Our 4XVision ATR Matrix is one of our most important tools. It doesn’t look like much, but it is essential to your success. Do NOT skip this tutorial. You will use ATR’s with all of our systems and in most of your calculations.
Risk is Everything
All trading is educated guessing. Some guesses are much better than others, but unless you have insider knowledge or some other guarantee, we use the best data to analyze our options and then pick (guess) the best option. Some traders hate the notion of guessing, but it’s true.
It might seem silly to risk money on a guess, but what if I told that, with the right math in your favor, you only have to be right 40% of the time to make increase your equity. Almost anyone can guess 1 of 5 correctly. Our tools will help make correct choices more than 50% of the time. Doesn’t sound like much, but with a 1 to 1.5 risk/reward ratio or greater, you can grow your account very fast. Let’s break-down the math and see why.
Risk/Reward Example: If our Stop is 50 pips away from our entry price, and we want to use a 1 to 1.5 risk/reward ratio, our Limit order needs to be 75 pips from our entry price. Our potential profits need to be 1.5 times our potential loss on every trade. If we change the formula once, it skews our risk/reward percentage.
Example using $ instead of pips:
Stop = $500 in losses if reached, then our Limit should = $750 if reached
The table below explains the relationship between risk, reward and winning percentage. Perhaps the easiest example: if you have a 1 to 1 risk/reward ratio, your average or overall win rate has to be 50% or greater to generate profit. If we increase our risk/reward ratio, our overall win rate can be lower and still generate profits.
Why Use ATR’s?
ATR stands for “Average True Range”, and each ATR value is based on the relative time frame. Example: a 5 Min ATR is an average range of X: where “X” is a number of bars back on a historical chart – we use 200 bars on our ATR Matrix. Think of ATR’s as the price volatility personality of a currency pair in each time frame. Instead of using a fix value for all of your Stop and Limit orders (i.e., a 50 pip Stop on all trades and a 100 pip Limit), use a multiple of ATR’s to customize your Stop and Limit to each currency pair.

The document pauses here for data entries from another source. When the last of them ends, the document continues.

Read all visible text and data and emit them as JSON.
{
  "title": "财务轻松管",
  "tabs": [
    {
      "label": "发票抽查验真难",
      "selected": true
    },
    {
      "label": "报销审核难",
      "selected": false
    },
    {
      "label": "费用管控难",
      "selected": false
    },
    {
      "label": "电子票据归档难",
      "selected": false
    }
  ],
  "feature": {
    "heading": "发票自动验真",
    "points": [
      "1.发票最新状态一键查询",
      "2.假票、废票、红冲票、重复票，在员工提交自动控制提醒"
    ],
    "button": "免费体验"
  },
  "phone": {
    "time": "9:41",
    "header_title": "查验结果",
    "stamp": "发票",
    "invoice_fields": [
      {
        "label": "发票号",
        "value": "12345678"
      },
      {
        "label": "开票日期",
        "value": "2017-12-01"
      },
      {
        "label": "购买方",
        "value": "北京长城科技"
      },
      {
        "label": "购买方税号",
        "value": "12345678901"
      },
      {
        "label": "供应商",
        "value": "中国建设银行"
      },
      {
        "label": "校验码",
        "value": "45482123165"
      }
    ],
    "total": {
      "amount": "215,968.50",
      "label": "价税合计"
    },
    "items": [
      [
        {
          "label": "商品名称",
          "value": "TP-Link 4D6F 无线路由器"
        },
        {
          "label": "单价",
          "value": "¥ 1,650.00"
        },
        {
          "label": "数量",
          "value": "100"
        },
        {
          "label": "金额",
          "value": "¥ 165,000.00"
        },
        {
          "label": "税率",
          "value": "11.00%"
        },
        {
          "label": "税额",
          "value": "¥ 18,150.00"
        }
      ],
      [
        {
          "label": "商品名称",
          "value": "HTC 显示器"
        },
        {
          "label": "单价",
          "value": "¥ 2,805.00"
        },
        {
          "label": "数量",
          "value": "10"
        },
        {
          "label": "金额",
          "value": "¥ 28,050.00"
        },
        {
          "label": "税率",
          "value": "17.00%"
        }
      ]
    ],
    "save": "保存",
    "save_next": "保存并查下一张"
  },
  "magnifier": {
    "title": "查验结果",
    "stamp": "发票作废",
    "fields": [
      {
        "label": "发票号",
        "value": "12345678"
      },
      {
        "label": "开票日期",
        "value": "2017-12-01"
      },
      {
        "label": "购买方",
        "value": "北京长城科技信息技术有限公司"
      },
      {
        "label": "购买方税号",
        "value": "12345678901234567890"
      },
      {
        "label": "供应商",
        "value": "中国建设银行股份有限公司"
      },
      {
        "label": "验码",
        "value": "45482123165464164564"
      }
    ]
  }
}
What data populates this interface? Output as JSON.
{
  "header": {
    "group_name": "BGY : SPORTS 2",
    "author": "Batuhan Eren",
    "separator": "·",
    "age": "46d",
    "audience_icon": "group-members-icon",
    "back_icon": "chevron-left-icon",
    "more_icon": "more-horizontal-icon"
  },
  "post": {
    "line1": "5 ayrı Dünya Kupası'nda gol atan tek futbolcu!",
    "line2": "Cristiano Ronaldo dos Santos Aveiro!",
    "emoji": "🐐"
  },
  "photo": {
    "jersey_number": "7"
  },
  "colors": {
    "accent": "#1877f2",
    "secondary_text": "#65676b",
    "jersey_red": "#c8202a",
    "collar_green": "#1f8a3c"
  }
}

When you open a new trade, use the follow formula and directions to calculate your Stop, Limit and Lot size, Open an online tool (or you can do the math manually, but we recommend using the tool) and the ATR values from our ATR Matrix and follow our simple instructions below. If you have questions, please contact us for help and always demo trade first.
- Locate the 60Min ATR values for the currency pair that you are trading
- To calculate the total number of pips for your Stop order, multiply the 60Min ATR by 2.7
- To calculate the total number of pips for your Limit order, multiply the 60Min ATR by 4.3
Now you have the total number of pips for your Stop and Limit orders. Next, you need to calculate your lot size (the size of your trade). To do this, open up the online tool (we like the MyFXBook tool) and input your trade information. From top to bottom:
- Account Currency (the deposit currency of your account – we used USD for this example)
- Account size (use your fixed equity and not your floating balance – we used $25,000 for this example)
- Risk Ratio (input “2” for 2% risk, please do not risk more than this)
- Stop-Loss Pips (use the total number of pips calculated in Step 2 from above – we used 50 for this example)
- Currency Pair (select the currency pair that you are trading – we used the EURUSD for this example)
- Click on the “Calculate” button at the bottom to see your lot size
Now our trade is personalized based on the currency pair’s price volatility profile instead of random fixed values. We are more likely to establish a consistent pattern of winning trades if our Stop and Limit orders are customized based on the currency pair’s price action.
NOTE: Please demo trade first before using live funds! While demo trading, you should establish a consistent pattern of winning trades before you begin trading real money.